The first Eurovision Song Contest semi-final is on RTÉ2 on Tuesday, 8pm. The second is on RTÉ2 on Thursday, 8pm. The final is on RTÉ1 and BBC1 next Saturday, May 24, 8pm
SPLITTING THE VOTE BREAK-UP OF THE EASTERN BLOC
THIS YEAR'S Eurovision Song Contest will be the first to feature two semi-finals, one on Tuesday (in which Dustin performs) and one on Thursday, with the final on Saturday night as usual. This innovation allows the contest to accommodate an ever-increasing number of participating countries (this year there are a record 43 nations competing). But it is also acknowledged by the European Broadcasting Union (EBU) as an attempt to break up neighbourly block voting.

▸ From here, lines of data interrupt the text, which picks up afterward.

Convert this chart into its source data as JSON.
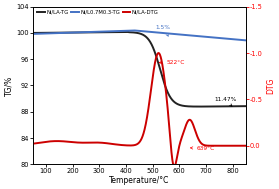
{
  "title": "",
  "xlabel": "Temperature/°C",
  "ylabel_left": "TG/%",
  "ylabel_right": "DTG",
  "xlim": [
    50,
    850
  ],
  "ylim_left": [
    80,
    104
  ],
  "ylim_right": [
    0.2,
    -1.5
  ],
  "yticks_left": [
    80,
    84,
    88,
    92,
    96,
    100,
    104
  ],
  "yticks_right": [
    0.0,
    -0.5,
    -1.0,
    -1.5
  ],
  "ytick_labels_right": [
    "0.0",
    "-0.5",
    "-1.0",
    "-1.5"
  ],
  "legend_entries": [
    "Ni/LA-TG",
    "Ni/L0.7M0.3-TG",
    "Ni/LA-DTG"
  ],
  "legend_colors": [
    "#222222",
    "#4472c4",
    "#cc0000"
  ],
  "background_color": "#ffffff",
  "line_width": 1.4
}
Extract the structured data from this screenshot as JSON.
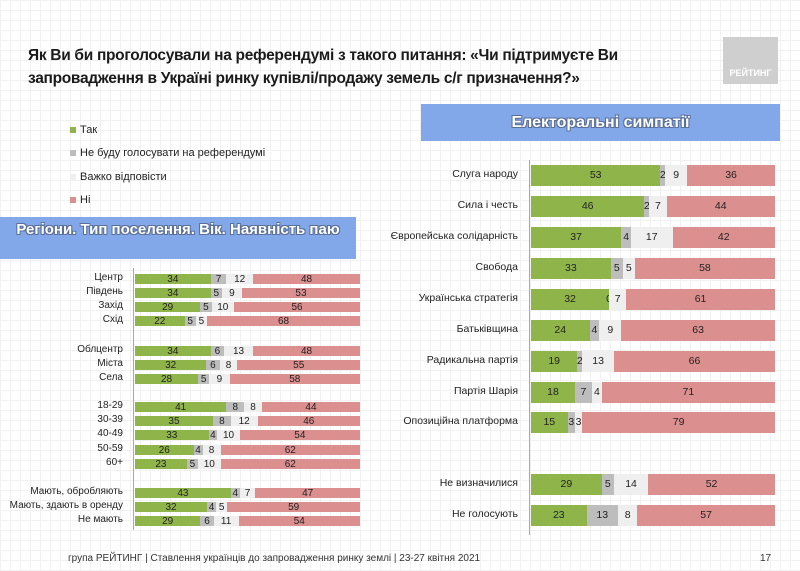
{
  "header": {
    "title": "Як Ви би проголосували на референдумі з такого питання: «Чи підтримуєте Ви запровадження в Україні ринку купівлі/продажу земель с/г призначення?»",
    "logo": "РЕЙТИНГ"
  },
  "legend": [
    {
      "label": "Так",
      "color": "#8fb54a"
    },
    {
      "label": "Не буду голосувати на референдумі",
      "color": "#bdbdbd"
    },
    {
      "label": "Важко відповісти",
      "color": "#efefef"
    },
    {
      "label": "Ні",
      "color": "#dc8f8f"
    }
  ],
  "footer": {
    "text": "група РЕЙТИНГ | Ставлення українців до запровадження ринку землі  | 23-27 квітня 2021",
    "page": "17"
  },
  "chart_data": [
    {
      "type": "bar",
      "stacked": true,
      "orientation": "horizontal",
      "title": "Регіони. Тип поселення. Вік. Наявність паю",
      "series": [
        "Так",
        "Не буду голосувати на референдумі",
        "Важко відповісти",
        "Ні"
      ],
      "rows": [
        {
          "label": "Центр",
          "values": [
            34,
            7,
            12,
            48
          ]
        },
        {
          "label": "Південь",
          "values": [
            34,
            5,
            9,
            53
          ]
        },
        {
          "label": "Захід",
          "values": [
            29,
            5,
            10,
            56
          ]
        },
        {
          "label": "Схід",
          "values": [
            22,
            5,
            5,
            68
          ]
        },
        {
          "label": "Облцентр",
          "values": [
            34,
            6,
            13,
            48
          ]
        },
        {
          "label": "Міста",
          "values": [
            32,
            6,
            8,
            55
          ]
        },
        {
          "label": "Села",
          "values": [
            28,
            5,
            9,
            58
          ]
        },
        {
          "label": "18-29",
          "values": [
            41,
            8,
            8,
            44
          ]
        },
        {
          "label": "30-39",
          "values": [
            35,
            8,
            12,
            46
          ]
        },
        {
          "label": "40-49",
          "values": [
            33,
            4,
            10,
            54
          ]
        },
        {
          "label": "50-59",
          "values": [
            26,
            4,
            8,
            62
          ]
        },
        {
          "label": "60+",
          "values": [
            23,
            5,
            10,
            62
          ]
        },
        {
          "label": "Мають, обробляють",
          "values": [
            43,
            4,
            7,
            47
          ]
        },
        {
          "label": "Мають, здають в оренду",
          "values": [
            32,
            4,
            5,
            59
          ]
        },
        {
          "label": "Не мають",
          "values": [
            29,
            6,
            11,
            54
          ]
        }
      ]
    },
    {
      "type": "bar",
      "stacked": true,
      "orientation": "horizontal",
      "title": "Електоральні симпатії",
      "series": [
        "Так",
        "Не буду голосувати на референдумі",
        "Важко відповісти",
        "Ні"
      ],
      "rows": [
        {
          "label": "Слуга народу",
          "values": [
            53,
            2,
            9,
            36
          ]
        },
        {
          "label": "Сила і честь",
          "values": [
            46,
            2,
            7,
            44
          ]
        },
        {
          "label": "Європейська солідарність",
          "values": [
            37,
            4,
            17,
            42
          ]
        },
        {
          "label": "Свобода",
          "values": [
            33,
            5,
            5,
            58
          ]
        },
        {
          "label": "Українська стратегія",
          "values": [
            32,
            0,
            7,
            61
          ]
        },
        {
          "label": "Батьківщина",
          "values": [
            24,
            4,
            9,
            63
          ]
        },
        {
          "label": "Радикальна партія",
          "values": [
            19,
            2,
            13,
            66
          ]
        },
        {
          "label": "Партія Шарія",
          "values": [
            18,
            7,
            4,
            71
          ]
        },
        {
          "label": "Опозиційна платформа",
          "values": [
            15,
            3,
            3,
            79
          ]
        },
        {
          "label": "Не визначилися",
          "values": [
            29,
            5,
            14,
            52
          ]
        },
        {
          "label": "Не голосують",
          "values": [
            23,
            13,
            8,
            57
          ]
        }
      ]
    }
  ]
}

Following on from EBU research into voting patterns, participating countries were split up into groups that tend to exchange votes. The semi-final draw was organised, as far as possible, to stop members of the same voting groups competing with each other.
Only participating countries are allowed to vote in their own semi-final, along with the UK, Germany, France and Spain, which always qualify outright for the final, and the host country, Serbia (each of these five countries has been given voting rights in one semi-final.) Thus Irish viewers can vote on Tuesday and during the final on Saturday, but not on Thursday.
Another innovation this year is a partial reintroduction of jury voting. Eighteen out of 20 places in the final will be determined by public voting, but each semi-final will have one place reserved for an act chosen by the juries of participating countries. An EBU spokesman says that this is to add another layer of excitement and suspense to the contest, though cynics might suggest it is simply a ploy to ensure that, if the new draw system doesn't break up voting blocks as much as is hoped, at least one western European country will be guaranteed progress from each semi-final.